In 1678, Christiaan Huygens stipulated that ‘…light beams traveling in different and even opposite directions pass though one another without mutual disturbance’1 and in the framework of classical electrodynamics, this superposition principle remains unchallenged for electromagnetic waves interacting in vacuum or inside an extended medium.2 Since the invention of the laser, colossal effort has been focused on the study and development of intense laser sources and nonlinear media for controlling light with light, from the initial search for optical bistability3 to recent quests for all-optical data networking and silicon photonic circuits. However, interactions of light with nanoscale objects provide some leeway for violation of the linear superposition principle. This is possible through the use of coherent interactions, which have been successfully engaged in applications ranging from phased array antennas to the manipulation of light distributions and quantum states of matter.4,5,6,7,8,9,10,11
Consider a thin light-absorbing film of sub-wavelength thickness: the interference of two counter-propagating incident beams A and B on such a film is described by two limiting cases illustrated in Figure 1: in the first, a standing wave is formed with a zero-field node at the position of the absorbing film. As the film is much thinner than the wavelength of the light, its interaction with the electromagnetic field at this minimum is negligible and the absorber will appear to be transparent for both incident waves. On the other hand, if the film is at a standing wave field maximum, an antinode, the interaction is strong and absorption becomes very efficient. Altering the phase or intensity of one beam will disturb the interference pattern and change the absorption (and thereby transmission) of the other. For instance, if the film is located at a node of the standing wave, blocking beam B will lead to an immediate increase in loss for beam A and therefore a decrease in its transmitted intensity. Alternatively, if the film is located at an antinode of the standing wave, blocking beam B will result in a decrease of losses for beam A and an increase in its transmitted intensity. In short, manipulating either the phase or intensity of beam B modulates the transmitted intensity of beam A.
To optimize the modulation efficiency, the film should absorb half of the energy of a single beam passing through it.

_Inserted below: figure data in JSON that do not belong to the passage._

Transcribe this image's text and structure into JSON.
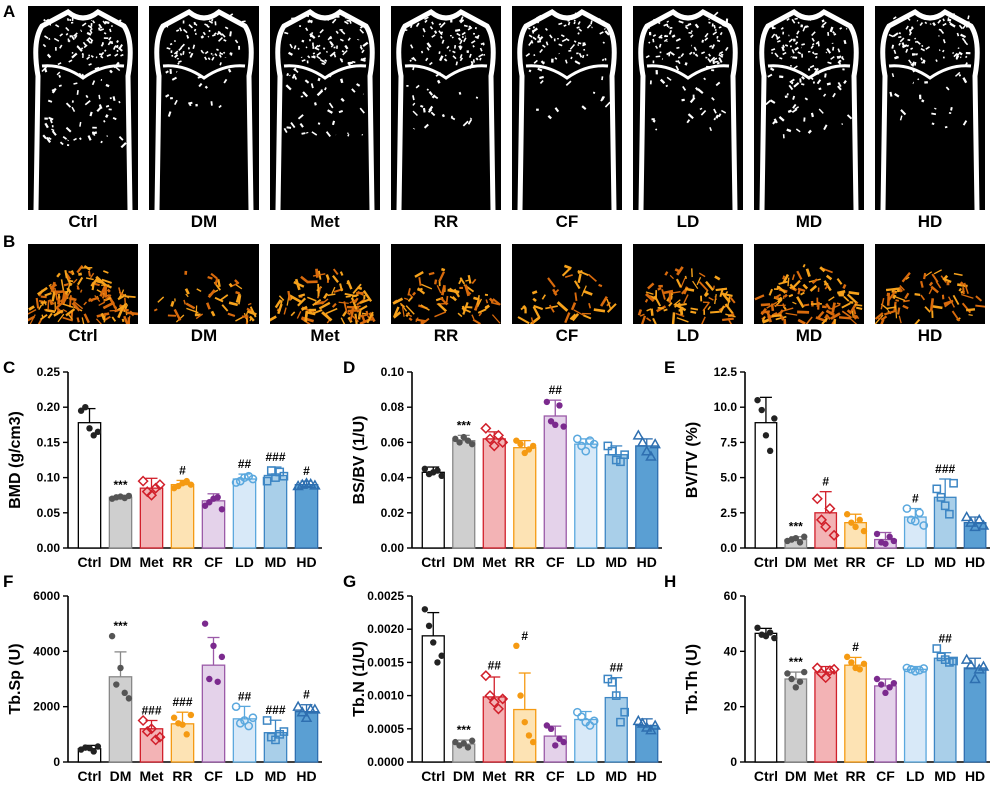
{
  "panels": {
    "A": "A",
    "B": "B",
    "C": "C",
    "D": "D",
    "E": "E",
    "F": "F",
    "G": "G",
    "H": "H"
  },
  "groups": [
    "Ctrl",
    "DM",
    "Met",
    "RR",
    "CF",
    "LD",
    "MD",
    "HD"
  ],
  "colors": {
    "fill": [
      "#ffffff",
      "#cfcfcf",
      "#f3b3b5",
      "#fde3b4",
      "#e4d2ea",
      "#d8e9f8",
      "#a9cfe9",
      "#5a9fd3"
    ],
    "point": [
      "#222222",
      "#555555",
      "#d11f2a",
      "#f59a12",
      "#7b2a8e",
      "#5aa8de",
      "#3d86c4",
      "#2e6fb0"
    ],
    "bar_edge": [
      "#000000",
      "#888888",
      "#d11f2a",
      "#f59a12",
      "#9b5aa8",
      "#5aa8de",
      "#3d86c4",
      "#2e6fb0"
    ],
    "markers": [
      "dot",
      "dot",
      "diamond",
      "dot",
      "dot",
      "circle",
      "square",
      "triangle"
    ]
  },
  "chart_data": [
    {
      "id": "C",
      "type": "bar",
      "ylabel": "BMD (g/cm3)",
      "ylim": [
        0,
        0.25
      ],
      "yticks": [
        "0.00",
        "0.05",
        "0.10",
        "0.15",
        "0.20",
        "0.25"
      ],
      "categories": [
        "Ctrl",
        "DM",
        "Met",
        "RR",
        "CF",
        "LD",
        "MD",
        "HD"
      ],
      "values": [
        0.178,
        0.072,
        0.085,
        0.09,
        0.067,
        0.098,
        0.103,
        0.09
      ],
      "errors": [
        0.02,
        0.003,
        0.014,
        0.006,
        0.01,
        0.007,
        0.012,
        0.005
      ],
      "points": [
        [
          0.195,
          0.2,
          0.17,
          0.16,
          0.165
        ],
        [
          0.07,
          0.072,
          0.073,
          0.071,
          0.074
        ],
        [
          0.095,
          0.08,
          0.075,
          0.085,
          0.09
        ],
        [
          0.085,
          0.088,
          0.092,
          0.095,
          0.09
        ],
        [
          0.06,
          0.065,
          0.07,
          0.072,
          0.055
        ],
        [
          0.093,
          0.095,
          0.1,
          0.102,
          0.098
        ],
        [
          0.095,
          0.11,
          0.1,
          0.108,
          0.102
        ],
        [
          0.088,
          0.09,
          0.092,
          0.091,
          0.089
        ]
      ],
      "annotations": [
        "",
        "***",
        "",
        "#",
        "",
        "##",
        "###",
        "#"
      ]
    },
    {
      "id": "D",
      "type": "bar",
      "ylabel": "BS/BV (1/U)",
      "ylim": [
        0,
        0.1
      ],
      "yticks": [
        "0.00",
        "0.02",
        "0.04",
        "0.06",
        "0.08",
        "0.10"
      ],
      "categories": [
        "Ctrl",
        "DM",
        "Met",
        "RR",
        "CF",
        "LD",
        "MD",
        "HD"
      ],
      "values": [
        0.043,
        0.061,
        0.062,
        0.057,
        0.075,
        0.059,
        0.053,
        0.058
      ],
      "errors": [
        0.003,
        0.003,
        0.004,
        0.004,
        0.009,
        0.003,
        0.005,
        0.004
      ],
      "points": [
        [
          0.045,
          0.042,
          0.043,
          0.044,
          0.041
        ],
        [
          0.062,
          0.06,
          0.063,
          0.061,
          0.059
        ],
        [
          0.068,
          0.062,
          0.058,
          0.064,
          0.06
        ],
        [
          0.061,
          0.059,
          0.054,
          0.056,
          0.058
        ],
        [
          0.083,
          0.072,
          0.07,
          0.081,
          0.069
        ],
        [
          0.062,
          0.058,
          0.055,
          0.061,
          0.059
        ],
        [
          0.058,
          0.055,
          0.05,
          0.049,
          0.053
        ],
        [
          0.064,
          0.06,
          0.055,
          0.052,
          0.059
        ]
      ],
      "annotations": [
        "",
        "***",
        "",
        "",
        "##",
        "",
        "",
        ""
      ]
    },
    {
      "id": "E",
      "type": "bar",
      "ylabel": "BV/TV (%)",
      "ylim": [
        0,
        12.5
      ],
      "yticks": [
        "0.0",
        "2.5",
        "5.0",
        "7.5",
        "10.0",
        "12.5"
      ],
      "categories": [
        "Ctrl",
        "DM",
        "Met",
        "RR",
        "CF",
        "LD",
        "MD",
        "HD"
      ],
      "values": [
        8.9,
        0.6,
        2.5,
        1.8,
        0.6,
        2.2,
        3.6,
        1.8
      ],
      "errors": [
        1.8,
        0.2,
        1.5,
        0.6,
        0.5,
        0.6,
        1.3,
        0.4
      ],
      "points": [
        [
          10.5,
          9.8,
          8.0,
          6.9,
          9.2
        ],
        [
          0.5,
          0.6,
          0.7,
          0.4,
          0.8
        ],
        [
          3.5,
          2.0,
          1.5,
          2.8,
          0.9
        ],
        [
          2.4,
          1.8,
          1.5,
          2.0,
          1.2
        ],
        [
          1.0,
          0.4,
          0.3,
          0.8,
          0.5
        ],
        [
          2.8,
          2.0,
          1.9,
          2.5,
          1.6
        ],
        [
          4.2,
          3.6,
          3.0,
          2.4,
          4.6
        ],
        [
          2.2,
          1.8,
          1.5,
          2.0,
          1.6
        ]
      ],
      "annotations": [
        "",
        "***",
        "#",
        "",
        "",
        "#",
        "###",
        ""
      ]
    },
    {
      "id": "F",
      "type": "bar",
      "ylabel": "Tb.Sp (U)",
      "ylim": [
        0,
        6000
      ],
      "yticks": [
        "0",
        "2000",
        "4000",
        "6000"
      ],
      "categories": [
        "Ctrl",
        "DM",
        "Met",
        "RR",
        "CF",
        "LD",
        "MD",
        "HD"
      ],
      "values": [
        480,
        3080,
        1200,
        1380,
        3500,
        1560,
        1060,
        1820
      ],
      "errors": [
        120,
        900,
        300,
        420,
        1000,
        450,
        450,
        250
      ],
      "points": [
        [
          450,
          520,
          500,
          380,
          560
        ],
        [
          4550,
          2800,
          3400,
          2500,
          2300
        ],
        [
          1500,
          1100,
          1200,
          800,
          900
        ],
        [
          1600,
          1400,
          1350,
          1000,
          1700
        ],
        [
          5000,
          3000,
          4200,
          2900,
          3800
        ],
        [
          2000,
          1400,
          1500,
          1300,
          1600
        ],
        [
          1500,
          900,
          800,
          1000,
          1100
        ],
        [
          2000,
          1800,
          1600,
          1900,
          1900
        ]
      ],
      "annotations": [
        "",
        "***",
        "###",
        "###",
        "",
        "##",
        "###",
        "#"
      ]
    },
    {
      "id": "G",
      "type": "bar",
      "ylabel": "Tb.N (1/U)",
      "ylim": [
        0,
        0.0025
      ],
      "yticks": [
        "0.0000",
        "0.0005",
        "0.0010",
        "0.0015",
        "0.0020",
        "0.0025"
      ],
      "categories": [
        "Ctrl",
        "DM",
        "Met",
        "RR",
        "CF",
        "LD",
        "MD",
        "HD"
      ],
      "values": [
        0.0019,
        0.00027,
        0.00098,
        0.00079,
        0.00039,
        0.00064,
        0.00097,
        0.00055
      ],
      "errors": [
        0.00035,
        6e-05,
        0.0003,
        0.00055,
        0.00015,
        0.00012,
        0.0003,
        0.0001
      ],
      "points": [
        [
          0.0023,
          0.00205,
          0.0018,
          0.0015,
          0.0016
        ],
        [
          0.0003,
          0.00025,
          0.00028,
          0.00022,
          0.00032
        ],
        [
          0.0013,
          0.001,
          0.0009,
          0.0008,
          0.00095
        ],
        [
          0.00175,
          0.001,
          0.0006,
          0.0004,
          0.0003
        ],
        [
          0.00055,
          0.0005,
          0.00025,
          0.00035,
          0.0003
        ],
        [
          0.00075,
          0.00068,
          0.0006,
          0.00055,
          0.00062
        ],
        [
          0.00125,
          0.0012,
          0.001,
          0.0006,
          0.00075
        ],
        [
          0.00062,
          0.00058,
          0.00052,
          0.00048,
          0.00055
        ]
      ],
      "annotations": [
        "",
        "***",
        "##",
        "#",
        "",
        "",
        "##",
        ""
      ]
    },
    {
      "id": "H",
      "type": "bar",
      "ylabel": "Tb.Th (U)",
      "ylim": [
        0,
        60
      ],
      "yticks": [
        "0",
        "20",
        "40",
        "60"
      ],
      "categories": [
        "Ctrl",
        "DM",
        "Met",
        "RR",
        "CF",
        "LD",
        "MD",
        "HD"
      ],
      "values": [
        46.5,
        30.0,
        32.5,
        35.0,
        27.5,
        33.5,
        37.5,
        34.0
      ],
      "errors": [
        1.8,
        2.5,
        2.0,
        2.8,
        2.5,
        1.0,
        2.0,
        3.5
      ],
      "points": [
        [
          48.5,
          46.0,
          45.5,
          46.8,
          44.8
        ],
        [
          32.0,
          30.0,
          27.0,
          29.0,
          32.5
        ],
        [
          34.0,
          32.0,
          30.5,
          33.0,
          33.5
        ],
        [
          38.0,
          36.0,
          34.0,
          33.5,
          35.5
        ],
        [
          30.0,
          28.0,
          25.0,
          27.0,
          28.5
        ],
        [
          34.0,
          33.5,
          32.8,
          33.2,
          33.8
        ],
        [
          41.0,
          38.0,
          37.0,
          36.0,
          36.5
        ],
        [
          37.0,
          35.0,
          30.0,
          33.5,
          34.5
        ]
      ],
      "annotations": [
        "",
        "***",
        "",
        "#",
        "",
        "",
        "##",
        ""
      ]
    }
  ]
}
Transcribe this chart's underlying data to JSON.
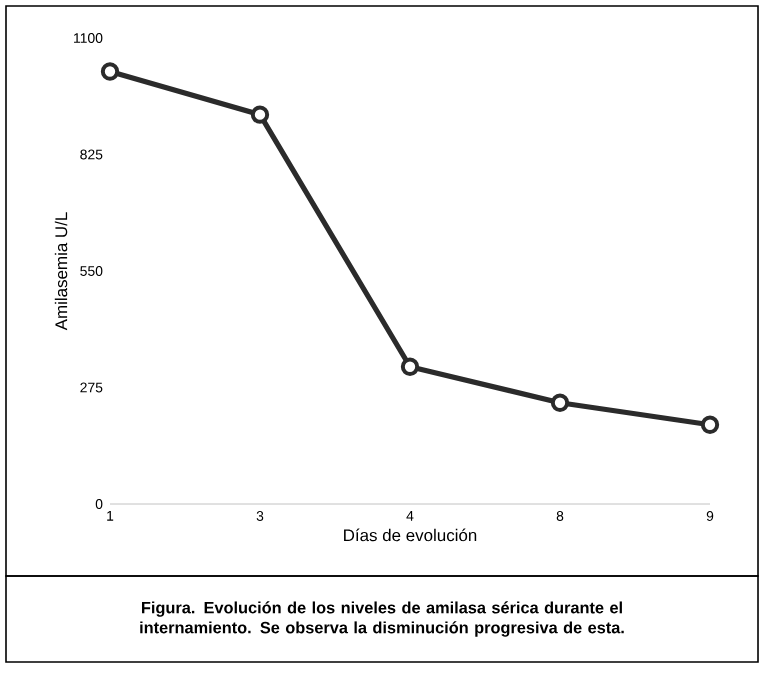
{
  "chart_data": {
    "type": "line",
    "xlabel": "Días de evolución",
    "ylabel": "Amilasemia U/L",
    "categories": [
      "1",
      "3",
      "4",
      "8",
      "9"
    ],
    "series": [
      {
        "color": "#2b2b2b",
        "values": [
          1021,
          919,
          324,
          239,
          187
        ]
      }
    ],
    "ylim": [
      0,
      1100
    ],
    "yticks": [
      0,
      275,
      550,
      825,
      1100
    ],
    "marker": "circle",
    "line_style": "solid",
    "grid": false,
    "annotations": [
      "**Figura. Evolución de los niveles de amilasa sérica durante el internamiento. Se observa la disminución progresiva de esta.**"
    ]
  }
}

Under such circumstances, 100% light-by-light modulation can be achieved when signal A is modulated by manipulating the phase of beam B and 50% modulation can be achieved if control is encoded in the intensity of beam B. Moreover, one will observe that when the intensities of the two beams are equal and the film is located at an antinode, all light entering the metamaterial will be absorbed, while at a node, light transmitted by the film will experience no Joule losses.
Here, it should be noted that for fundamental reasons, an infinitely thin film can absorb not more than half of the energy of the incident beam.12,13 At the same time, a level of absorption of 50% is difficult to achieve in thin unstructured metal films: across most of the optical spectrum, incident energy will either be reflected or transmitted by such a film. Recently reported much higher absorption levels have only been achieved in layered structures of finite thickness14,15,16,17,18 that are unsuitable for implementation of the scheme presented in Figure 1. However, in the optical part of the spectrum, a very thin nanostructured metal film can deliver strong resonant absorption approaching the 50% target at a designated wavelength. Such metal films, periodically structured on the sub-wavelength scale, are known as planar plasmonic metamaterials.